- Theatrical release poster
- Directed by: Robert Duvall
- Written by: Robert Duvall
- Produced by: Rob Carliner Michael Mendelsohn
- Starring: Robert Duvall James Franco Josh Hartnett Adriana Barraza Jim Parrack Luciana Duvall H. Joaquin Jackson
- Cinematography: Barry Markowitz
- Edited by: Cary Gries
- Music by: Timothy Williams
- Production company: Patriot Pictures
- Distributed by: Entertainment One Films
- Release dates: March 17, 2015 (SXSW); June 5, 2015 (United States);
- Running time: 102 minutes
- Country: United States
- Language: English

= Wild Horses (2015 film) =

2015 film by Robert Duvall

Wild Horses is a 2015 American Western crime film written and directed by Robert Duvall. The film stars Robert Duvall, James Franco, Josh Hartnett, Adriana Barraza, Jim Parrack and Luciana Duvall. The film was released on June 5, 2015, by Entertainment One Films. This is Duvall's final film as a director.

==Plot==
Texas Ranger Samantha Payne opens up a fifteen-year-old missing persons case and begins to suspect that the missing boy was murdered - and that a local rancher was involved.

==Cast==
- Robert Duvall as Scott Briggs
- James Franco as Ben Briggs
- H. Joaquin Jackson as Ranger Jackson
- Josh Hartnett as KC Briggs
- Adriana Barraza as Mrs.
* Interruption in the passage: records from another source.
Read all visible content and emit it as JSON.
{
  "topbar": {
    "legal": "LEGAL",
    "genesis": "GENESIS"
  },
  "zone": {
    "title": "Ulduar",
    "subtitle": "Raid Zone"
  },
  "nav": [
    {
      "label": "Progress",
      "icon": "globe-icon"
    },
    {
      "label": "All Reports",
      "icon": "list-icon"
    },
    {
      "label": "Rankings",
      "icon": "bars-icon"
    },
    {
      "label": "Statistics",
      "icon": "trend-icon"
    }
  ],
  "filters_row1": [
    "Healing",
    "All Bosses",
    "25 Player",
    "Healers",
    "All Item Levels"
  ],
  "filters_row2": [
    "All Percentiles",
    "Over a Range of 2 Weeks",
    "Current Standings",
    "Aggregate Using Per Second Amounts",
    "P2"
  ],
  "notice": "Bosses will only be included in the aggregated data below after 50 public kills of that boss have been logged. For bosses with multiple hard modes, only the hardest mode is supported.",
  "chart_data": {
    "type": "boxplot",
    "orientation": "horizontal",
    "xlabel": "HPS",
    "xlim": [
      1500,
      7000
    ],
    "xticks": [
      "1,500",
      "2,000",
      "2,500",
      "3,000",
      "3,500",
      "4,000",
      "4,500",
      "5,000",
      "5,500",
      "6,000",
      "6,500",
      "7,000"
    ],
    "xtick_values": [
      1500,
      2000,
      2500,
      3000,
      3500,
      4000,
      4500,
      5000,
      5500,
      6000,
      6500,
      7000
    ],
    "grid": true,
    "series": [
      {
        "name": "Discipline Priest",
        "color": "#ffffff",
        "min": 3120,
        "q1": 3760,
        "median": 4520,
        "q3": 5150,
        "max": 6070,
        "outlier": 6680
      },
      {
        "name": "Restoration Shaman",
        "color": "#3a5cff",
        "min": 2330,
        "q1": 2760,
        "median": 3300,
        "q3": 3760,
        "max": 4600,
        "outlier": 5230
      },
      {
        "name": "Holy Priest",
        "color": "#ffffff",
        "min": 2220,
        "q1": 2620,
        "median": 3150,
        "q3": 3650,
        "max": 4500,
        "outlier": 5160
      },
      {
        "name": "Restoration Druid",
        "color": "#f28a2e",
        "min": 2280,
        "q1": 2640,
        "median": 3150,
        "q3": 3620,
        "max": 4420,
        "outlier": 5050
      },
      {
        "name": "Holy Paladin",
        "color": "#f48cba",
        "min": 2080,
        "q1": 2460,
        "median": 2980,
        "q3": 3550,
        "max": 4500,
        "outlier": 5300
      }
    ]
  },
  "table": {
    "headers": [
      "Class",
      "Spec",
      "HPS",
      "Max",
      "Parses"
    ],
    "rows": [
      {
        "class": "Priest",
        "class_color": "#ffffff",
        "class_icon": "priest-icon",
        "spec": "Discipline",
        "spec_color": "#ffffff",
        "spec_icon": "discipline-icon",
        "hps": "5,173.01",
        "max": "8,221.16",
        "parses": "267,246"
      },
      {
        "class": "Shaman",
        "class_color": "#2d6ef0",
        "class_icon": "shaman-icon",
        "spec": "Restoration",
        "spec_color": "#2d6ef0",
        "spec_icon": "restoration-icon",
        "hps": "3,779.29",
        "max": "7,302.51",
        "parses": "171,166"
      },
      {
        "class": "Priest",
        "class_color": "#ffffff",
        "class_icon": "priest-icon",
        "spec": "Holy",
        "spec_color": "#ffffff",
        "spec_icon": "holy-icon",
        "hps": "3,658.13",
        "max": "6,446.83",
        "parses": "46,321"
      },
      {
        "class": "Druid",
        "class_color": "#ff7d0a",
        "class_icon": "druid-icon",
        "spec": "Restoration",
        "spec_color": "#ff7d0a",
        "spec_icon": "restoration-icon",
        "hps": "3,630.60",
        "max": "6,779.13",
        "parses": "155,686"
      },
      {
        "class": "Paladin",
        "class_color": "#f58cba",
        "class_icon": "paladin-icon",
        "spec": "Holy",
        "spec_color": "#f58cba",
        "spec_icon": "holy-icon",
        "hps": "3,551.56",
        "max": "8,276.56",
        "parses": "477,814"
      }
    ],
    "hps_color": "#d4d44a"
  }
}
Davis
- Jim Parrack as Deputy Rogers
- Luciana Duvall as Texas Ranger Samantha Payne
- Angie Cepeda as Maria Gonzales

==Release==
The film premiered at South by Southwest on March 17, 2015. Shortly after the film's debut at the festival, the distribution rights were acquired by Entertainment One Films. The film was released in a limited release and through video on demand on June 5, 2015.

==Reception==
Wild Horses received negative reviews from critics. On Rotten Tomatoes, the film has a rating of 17%, based on 12 reviews, with a rating of 4.2/10. On Metacritic, the film has a score of 44 out of 100, based on 9 critics, indicating "mixed or average reviews".